Gradiente

Se denomina gradiente a la variación de intensidad de un fenómeno por unidad de distancia entre un lugar y un centro (o un eje) dado. Así, por ejemplo, pueden mencionarse los gradientes de densidad que se constituyen alrededor del centro de una ciudad, gradientes de población, de equipamientos, de comercios, de servicios, gradientes de costos financieros, etc., gradientes de población que aparecen a un lado y otro de ciertas vías de circulación, o incluso, a partir de un litoral, etc. Los gradientes geográficos son la expresión de la pertenencia de los lugares a campos de fuerza que se extienden en diferentes escalas geográficas.

Esta forma particular de distribución espacial remite a las propiedades relativas a la situación geográfica de los lugares, y al papel determinante, para estos últimos, de la distancia a un lugar particular y destacado por su fuerza de atracción (o de repulsión), por su capacidad de polarizar y de difundir en su vecindad. El gradiente implica una imagen del papel que desempeña la distancia en el conjunto de las interacciones espaciales y, más allá, de sus efectos sobre las características de los lugares que dependen de estas interacciones. Al disminuir los intercambios y las influencias entre dos lugares con la distancia, las reparticiones de un gran número de objetos se ordenan en el espacio geográfico en forma de gradientes constituidos alrededor de un centro, o incluso a un lado y otro de un eje.
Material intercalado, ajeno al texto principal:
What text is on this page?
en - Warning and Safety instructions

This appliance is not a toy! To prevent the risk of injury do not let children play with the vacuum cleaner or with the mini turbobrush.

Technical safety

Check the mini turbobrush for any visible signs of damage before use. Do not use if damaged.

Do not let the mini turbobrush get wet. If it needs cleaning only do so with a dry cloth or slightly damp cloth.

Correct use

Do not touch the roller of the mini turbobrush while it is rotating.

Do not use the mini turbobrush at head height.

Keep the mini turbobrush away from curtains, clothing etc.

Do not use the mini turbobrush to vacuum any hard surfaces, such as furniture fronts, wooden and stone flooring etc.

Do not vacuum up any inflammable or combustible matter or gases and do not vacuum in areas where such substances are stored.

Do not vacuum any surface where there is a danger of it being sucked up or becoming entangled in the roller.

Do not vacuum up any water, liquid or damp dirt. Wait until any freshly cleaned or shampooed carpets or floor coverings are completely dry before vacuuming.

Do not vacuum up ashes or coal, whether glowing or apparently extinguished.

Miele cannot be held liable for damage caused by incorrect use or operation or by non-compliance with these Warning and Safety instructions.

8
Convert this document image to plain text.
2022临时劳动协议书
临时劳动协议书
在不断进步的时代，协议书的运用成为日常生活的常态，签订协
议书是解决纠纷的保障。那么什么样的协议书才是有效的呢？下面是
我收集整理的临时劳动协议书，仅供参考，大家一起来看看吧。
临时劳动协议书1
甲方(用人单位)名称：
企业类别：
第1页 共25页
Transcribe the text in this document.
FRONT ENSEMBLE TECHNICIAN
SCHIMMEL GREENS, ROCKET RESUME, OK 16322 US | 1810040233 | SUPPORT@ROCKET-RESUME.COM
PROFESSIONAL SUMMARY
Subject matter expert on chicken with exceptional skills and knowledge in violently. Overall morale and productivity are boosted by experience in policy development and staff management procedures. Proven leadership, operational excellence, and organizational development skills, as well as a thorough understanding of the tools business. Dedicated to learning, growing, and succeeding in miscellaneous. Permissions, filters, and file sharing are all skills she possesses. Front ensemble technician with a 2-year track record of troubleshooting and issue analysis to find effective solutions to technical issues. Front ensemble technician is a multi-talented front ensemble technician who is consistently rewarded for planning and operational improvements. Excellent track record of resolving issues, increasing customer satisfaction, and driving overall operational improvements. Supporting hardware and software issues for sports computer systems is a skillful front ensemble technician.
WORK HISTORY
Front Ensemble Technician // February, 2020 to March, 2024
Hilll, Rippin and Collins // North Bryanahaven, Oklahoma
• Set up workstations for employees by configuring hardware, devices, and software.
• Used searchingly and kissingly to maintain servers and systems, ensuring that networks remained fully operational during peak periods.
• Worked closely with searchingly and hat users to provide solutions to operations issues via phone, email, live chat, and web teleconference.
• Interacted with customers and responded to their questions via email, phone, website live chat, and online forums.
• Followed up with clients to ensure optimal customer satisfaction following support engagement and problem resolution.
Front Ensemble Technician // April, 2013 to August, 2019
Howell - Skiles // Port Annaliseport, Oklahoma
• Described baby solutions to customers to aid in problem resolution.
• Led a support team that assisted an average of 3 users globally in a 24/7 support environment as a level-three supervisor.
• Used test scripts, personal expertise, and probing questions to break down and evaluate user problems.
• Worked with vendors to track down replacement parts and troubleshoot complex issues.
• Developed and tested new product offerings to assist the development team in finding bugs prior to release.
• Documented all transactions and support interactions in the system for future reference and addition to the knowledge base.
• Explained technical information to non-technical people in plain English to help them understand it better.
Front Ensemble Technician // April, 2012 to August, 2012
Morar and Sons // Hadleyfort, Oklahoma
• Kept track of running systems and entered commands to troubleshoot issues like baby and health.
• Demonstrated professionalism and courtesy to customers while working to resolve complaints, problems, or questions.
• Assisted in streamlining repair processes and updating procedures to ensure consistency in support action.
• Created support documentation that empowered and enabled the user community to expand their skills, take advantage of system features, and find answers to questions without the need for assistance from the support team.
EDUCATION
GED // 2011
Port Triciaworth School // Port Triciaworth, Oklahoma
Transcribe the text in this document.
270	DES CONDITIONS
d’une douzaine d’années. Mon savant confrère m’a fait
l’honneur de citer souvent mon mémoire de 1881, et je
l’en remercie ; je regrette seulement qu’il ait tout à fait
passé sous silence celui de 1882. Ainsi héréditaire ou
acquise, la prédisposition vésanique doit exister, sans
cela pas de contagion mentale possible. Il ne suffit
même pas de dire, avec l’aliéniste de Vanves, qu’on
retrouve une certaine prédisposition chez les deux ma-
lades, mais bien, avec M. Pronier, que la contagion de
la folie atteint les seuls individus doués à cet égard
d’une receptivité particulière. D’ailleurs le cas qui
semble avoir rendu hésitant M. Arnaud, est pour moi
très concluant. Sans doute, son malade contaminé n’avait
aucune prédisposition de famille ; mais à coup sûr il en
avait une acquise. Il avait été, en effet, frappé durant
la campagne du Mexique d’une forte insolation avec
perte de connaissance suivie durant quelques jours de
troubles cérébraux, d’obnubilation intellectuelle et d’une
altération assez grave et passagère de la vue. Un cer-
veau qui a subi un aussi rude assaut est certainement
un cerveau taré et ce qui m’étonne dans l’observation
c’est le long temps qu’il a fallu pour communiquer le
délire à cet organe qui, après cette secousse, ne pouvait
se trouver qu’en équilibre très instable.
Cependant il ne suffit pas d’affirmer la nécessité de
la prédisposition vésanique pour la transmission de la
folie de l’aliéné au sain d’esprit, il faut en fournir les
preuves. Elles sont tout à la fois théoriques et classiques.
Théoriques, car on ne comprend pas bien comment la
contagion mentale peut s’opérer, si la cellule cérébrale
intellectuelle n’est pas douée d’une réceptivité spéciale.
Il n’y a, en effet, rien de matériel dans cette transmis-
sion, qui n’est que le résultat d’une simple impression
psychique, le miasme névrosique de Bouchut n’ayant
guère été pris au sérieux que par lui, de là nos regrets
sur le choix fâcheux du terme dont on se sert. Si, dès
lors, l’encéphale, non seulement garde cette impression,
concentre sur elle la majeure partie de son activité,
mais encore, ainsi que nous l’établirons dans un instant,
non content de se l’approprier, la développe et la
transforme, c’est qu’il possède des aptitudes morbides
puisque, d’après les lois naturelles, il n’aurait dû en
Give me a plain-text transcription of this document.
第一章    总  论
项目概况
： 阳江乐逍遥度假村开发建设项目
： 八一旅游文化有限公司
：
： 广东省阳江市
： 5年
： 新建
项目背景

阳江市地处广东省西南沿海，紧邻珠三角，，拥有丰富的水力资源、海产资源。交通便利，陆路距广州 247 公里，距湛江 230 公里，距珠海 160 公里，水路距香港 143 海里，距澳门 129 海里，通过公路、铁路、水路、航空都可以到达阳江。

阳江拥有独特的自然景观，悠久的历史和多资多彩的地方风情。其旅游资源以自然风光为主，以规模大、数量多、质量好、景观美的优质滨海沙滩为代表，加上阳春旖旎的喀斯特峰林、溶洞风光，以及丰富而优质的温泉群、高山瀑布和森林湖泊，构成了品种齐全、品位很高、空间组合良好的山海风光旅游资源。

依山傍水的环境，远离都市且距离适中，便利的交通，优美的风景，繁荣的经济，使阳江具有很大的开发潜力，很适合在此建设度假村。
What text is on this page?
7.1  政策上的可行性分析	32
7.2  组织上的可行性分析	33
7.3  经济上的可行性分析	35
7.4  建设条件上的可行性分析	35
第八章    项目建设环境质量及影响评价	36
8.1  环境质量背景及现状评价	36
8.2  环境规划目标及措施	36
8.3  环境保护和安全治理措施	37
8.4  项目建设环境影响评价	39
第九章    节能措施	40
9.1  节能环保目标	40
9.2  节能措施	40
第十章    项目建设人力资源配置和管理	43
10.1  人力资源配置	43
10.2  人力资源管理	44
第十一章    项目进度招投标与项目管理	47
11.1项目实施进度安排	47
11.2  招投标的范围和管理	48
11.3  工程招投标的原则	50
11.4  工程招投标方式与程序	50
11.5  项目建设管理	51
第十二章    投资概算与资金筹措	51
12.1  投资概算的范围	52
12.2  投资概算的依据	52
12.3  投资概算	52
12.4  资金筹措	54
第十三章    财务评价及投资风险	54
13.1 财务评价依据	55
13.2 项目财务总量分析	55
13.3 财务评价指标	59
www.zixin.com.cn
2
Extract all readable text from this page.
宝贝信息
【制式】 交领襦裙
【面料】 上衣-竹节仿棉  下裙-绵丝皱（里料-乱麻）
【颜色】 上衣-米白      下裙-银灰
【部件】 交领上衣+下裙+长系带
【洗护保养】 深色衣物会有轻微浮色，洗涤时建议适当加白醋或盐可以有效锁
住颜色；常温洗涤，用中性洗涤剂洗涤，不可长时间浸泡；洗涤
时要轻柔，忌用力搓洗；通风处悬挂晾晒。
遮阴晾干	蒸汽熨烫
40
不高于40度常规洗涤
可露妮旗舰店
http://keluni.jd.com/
A causa de la importancia de tales gradientes en todas las escalas geográficas, se ha intentado definir la forma de numerosas modelizaciones. La marcha consiste en definir una repartición espacial como una función de la distancia que separa a los lugares de implantación de los objetos observados del centro o el eje cuya fuerza estructurante se manifiesta en la repartición considerada. La elección de la función de interacción debe tomar en consideración las especificidades espaciales del fenómeno al cual corresponde la distribución espacial. Para formalizar esta disminución de la interacción con la distancia, se han analizado diferentes funciones. En cuanto a las funciones espaciales, es necesario remitirse a interacción espacial.

A la existencia de un gradiente en el espacio geográfico se asocia siempre la idea de diferencia espacial y de discontinuidad. Los gradientes son una forma organizada de la heterogeneidad del espacio geográfico.